Spider-Man: Brand New Day is back in active production for additional photography in London — and Tom Holland has confirmed the new footage is adding humor and layering the villain plotline in a fresh way ahead of the July 31, 2026 release.
Director Destin Daniel Cretton announced principal photography had wrapped on Tom Holland's fourth solo Spider-Man film in December, but the project has now quietly returned to active production. Variety confirmed this week that the film is shooting additional photography across multiple London locations, with Holland himself describing the new material as "icing on the cake" rather than a structural rescue.
Holland's framing — adding humor, layering the villain plot — is significant. Reshoots in the months before a major MCU release have historically signaled one of two things: either confidence-driven enhancement (the studio likes what it has and wants to maximize it) or panic (test screenings flagged structural problems). Marvel Studios has had high-profile examples of both. The Marvels reshoots in 2023 were widely reported as crisis-driven; Spider-Man: No Way Home reshoots in 2021 were the opposite — confidence-stage additions that produced some of the film's best material.
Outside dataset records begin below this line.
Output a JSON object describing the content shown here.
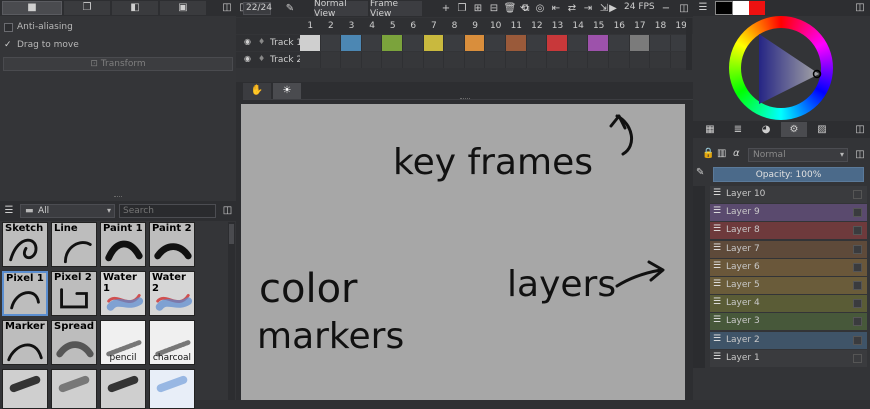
{
  "tool_options": {
    "anti_aliasing_label": "Anti-aliasing",
    "drag_to_move_label": "Drag to move",
    "drag_to_move_check": "✓",
    "transform_label": "Transform"
  },
  "brushes": {
    "filter_value": "All",
    "search_placeholder": "Search",
    "presets": [
      {
        "label": "Sketch"
      },
      {
        "label": "Line"
      },
      {
        "label": "Paint 1"
      },
      {
        "label": "Paint 2"
      },
      {
        "label": "Pixel 1"
      },
      {
        "label": "Pixel 2"
      },
      {
        "label": "Water 1"
      },
      {
        "label": "Water 2"
      },
      {
        "label": "Marker"
      },
      {
        "label": "Spread"
      },
      {
        "label": "pencil"
      },
      {
        "label": "charcoal"
      }
    ]
  },
  "timeline": {
    "frame_counter": "22/24",
    "normal_view_label": "Normal View",
    "frame_view_label": "Frame View",
    "fps_label": "24 FPS",
    "frame_numbers": [
      "1",
      "2",
      "3",
      "4",
      "5",
      "6",
      "7",
      "8",
      "9",
      "10",
      "11",
      "12",
      "13",
      "14",
      "15",
      "16",
      "17",
      "18",
      "19"
    ],
    "tracks": [
      {
        "name": "Track 1"
      },
      {
        "name": "Track 2"
      }
    ],
    "keyframe_colors": [
      "#cfcfcf",
      "#3a3c40",
      "#4c87b3",
      "#3a3c40",
      "#7ba33c",
      "#3a3c40",
      "#c9b93e",
      "#3a3c40",
      "#d98e3c",
      "#3a3c40",
      "#9a5a3a",
      "#3a3c40",
      "#c8383a",
      "#3a3c40",
      "#9d52ab",
      "#3a3c40",
      "#7b7b7b",
      "#3a3c40",
      "#3a3c40"
    ]
  },
  "canvas": {
    "handwriting": [
      "key frames",
      "color",
      "markers",
      "layers"
    ]
  },
  "layers": {
    "blend_mode": "Normal",
    "opacity_label": "Opacity: 100%",
    "items": [
      {
        "name": "Layer 10",
        "color": "#3a3b3e"
      },
      {
        "name": "Layer 9",
        "color": "#5a4a6e"
      },
      {
        "name": "Layer 8",
        "color": "#6e3a3c"
      },
      {
        "name": "Layer 7",
        "color": "#5e4a3a"
      },
      {
        "name": "Layer 6",
        "color": "#6a573a"
      },
      {
        "name": "Layer 5",
        "color": "#6a5c3a"
      },
      {
        "name": "Layer 4",
        "color": "#5a5c36"
      },
      {
        "name": "Layer 3",
        "color": "#47583a"
      },
      {
        "name": "Layer 2",
        "color": "#3f5468"
      },
      {
        "name": "Layer 1",
        "color": "#3a3b3e"
      }
    ]
  },
  "colors": {
    "foreground": "#000000",
    "background": "#ffffff",
    "accent": "#ee1111"
  }
}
The "new villain layer" line is the more interesting tell. Brand New Day's villain has been one of the project's most carefully guarded secrets. Speculation has centered on Scorpion (Michael Mando, reprising the post-credits tease from Homecoming), Hammerhead, or a more left-field choice like Tombstone. The "layering in a new way" language suggests an existing antagonist is being recontextualized rather than replaced — meaning the core narrative shape is locked, and Marvel is sharpening rather than rebuilding.
The CinemaCon footage shown in April featured Holland, Zendaya, and Jon Bernthal's Punisher in extended action sequences. The London reshoots reportedly involve at least one set built to match practical New York locations, suggesting the additions fit cleanly into the established geography rather than introducing new settings.
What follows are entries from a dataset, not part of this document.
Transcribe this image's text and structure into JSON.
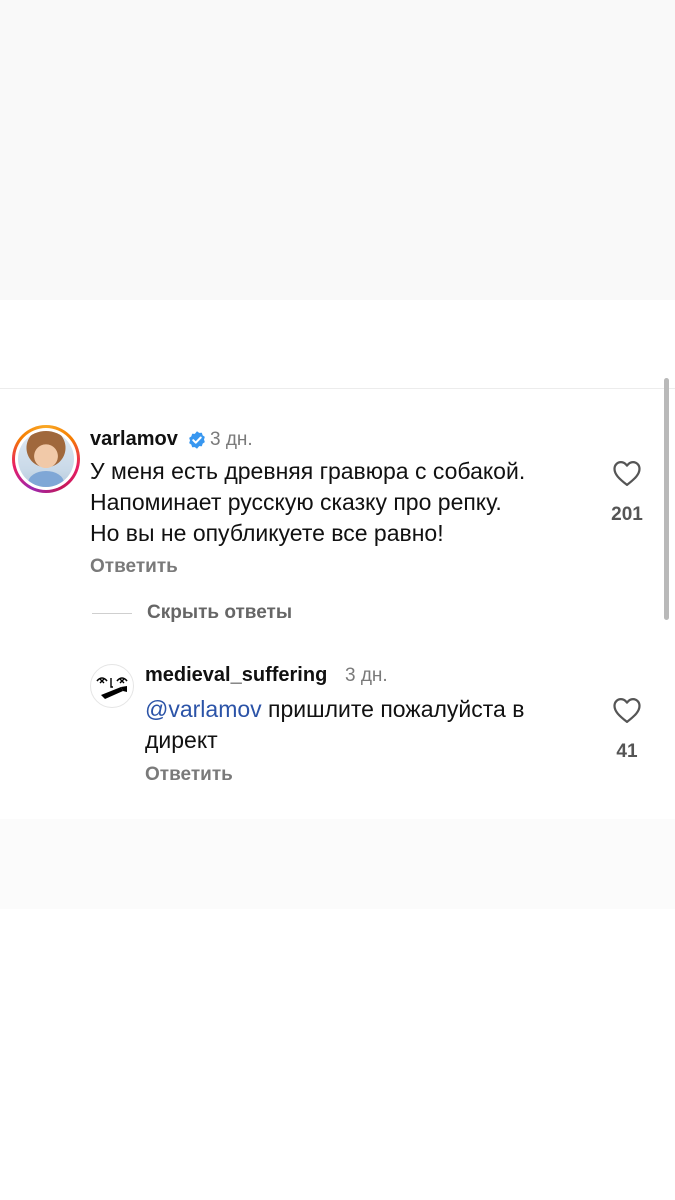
{
  "thread": {
    "comment": {
      "username": "varlamov",
      "time": "3 дн.",
      "lines": [
        "У меня есть древняя гравюра с собакой.",
        "Напоминает русскую сказку про репку.",
        "Но вы не опубликуете все равно!"
      ],
      "reply_label": "Ответить",
      "likes": "201",
      "verified_icon": "verified-badge-icon",
      "like_icon": "heart-outline-icon"
    },
    "hide_replies_label": "Скрыть ответы",
    "reply": {
      "username": "medieval_suffering",
      "time": "3 дн.",
      "mention": "@varlamov",
      "text_rest": " пришлите пожалуйста в",
      "text_line2": "директ",
      "reply_label": "Ответить",
      "likes": "41",
      "like_icon": "heart-outline-icon"
    }
  },
  "colors": {
    "accent_mention": "#2b53a7",
    "verified": "#3897f0",
    "muted": "#7a7a7a"
  }
}
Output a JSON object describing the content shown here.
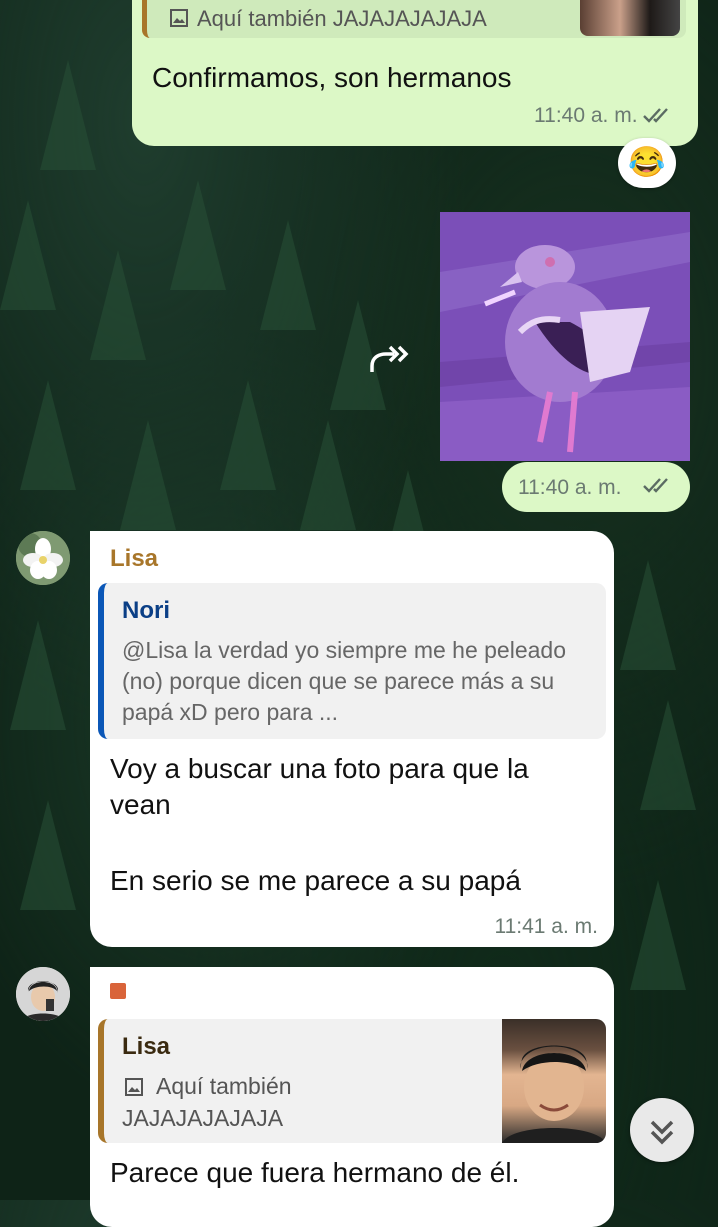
{
  "messages": {
    "m1": {
      "quote_text": "Aquí también JAJAJAJAJAJA",
      "text": "Confirmamos, son hermanos",
      "time": "11:40 a. m.",
      "reaction": "😂"
    },
    "m2": {
      "time": "11:40 a. m."
    },
    "m3": {
      "sender": "Lisa",
      "quote_author": "Nori",
      "quote_text": "@Lisa la verdad yo siempre me he peleado (no) porque dicen que se parece más a su papá xD pero para ...",
      "text_line1": "Voy a buscar una foto para que la",
      "text_line2": "vean",
      "text_line3": "En serio se me parece a su papá",
      "time": "11:41 a. m."
    },
    "m4": {
      "quote_author": "Lisa",
      "quote_text_line1": "Aquí también",
      "quote_text_line2": "JAJAJAJAJAJA",
      "text": "Parece que fuera hermano de él."
    }
  },
  "colors": {
    "outgoing_bubble": "#dcf8c6",
    "incoming_bubble": "#ffffff",
    "sender_lisa": "#a8762a",
    "quote_nori": "#0b57b7",
    "quote_bar_lisa": "#a8762a",
    "read_ticks": "#5b6b63"
  },
  "icons": {
    "forward": "forward-arrow-icon",
    "scroll_down": "double-chevron-down-icon",
    "image": "image-icon"
  }
}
For context on Holland's Spider-Man arc within the MCU, see our MCU Phase 6 Roadmap and our complete Spider-Man movie ranking. Holland has now headlined four MCU Spider-Man films across nine years — a longer continuous run than Tobey Maguire (three films) or Andrew Garfield (two films) had at their respective franchise mid-points.
Marvel Studios has not commented on the duration of the reshoots or whether they will affect the July 31, 2026 release date. With Spider-Man films historically benefiting from extended marketing runways, the studio likely needs the locked cut by early summer to support the global rollout.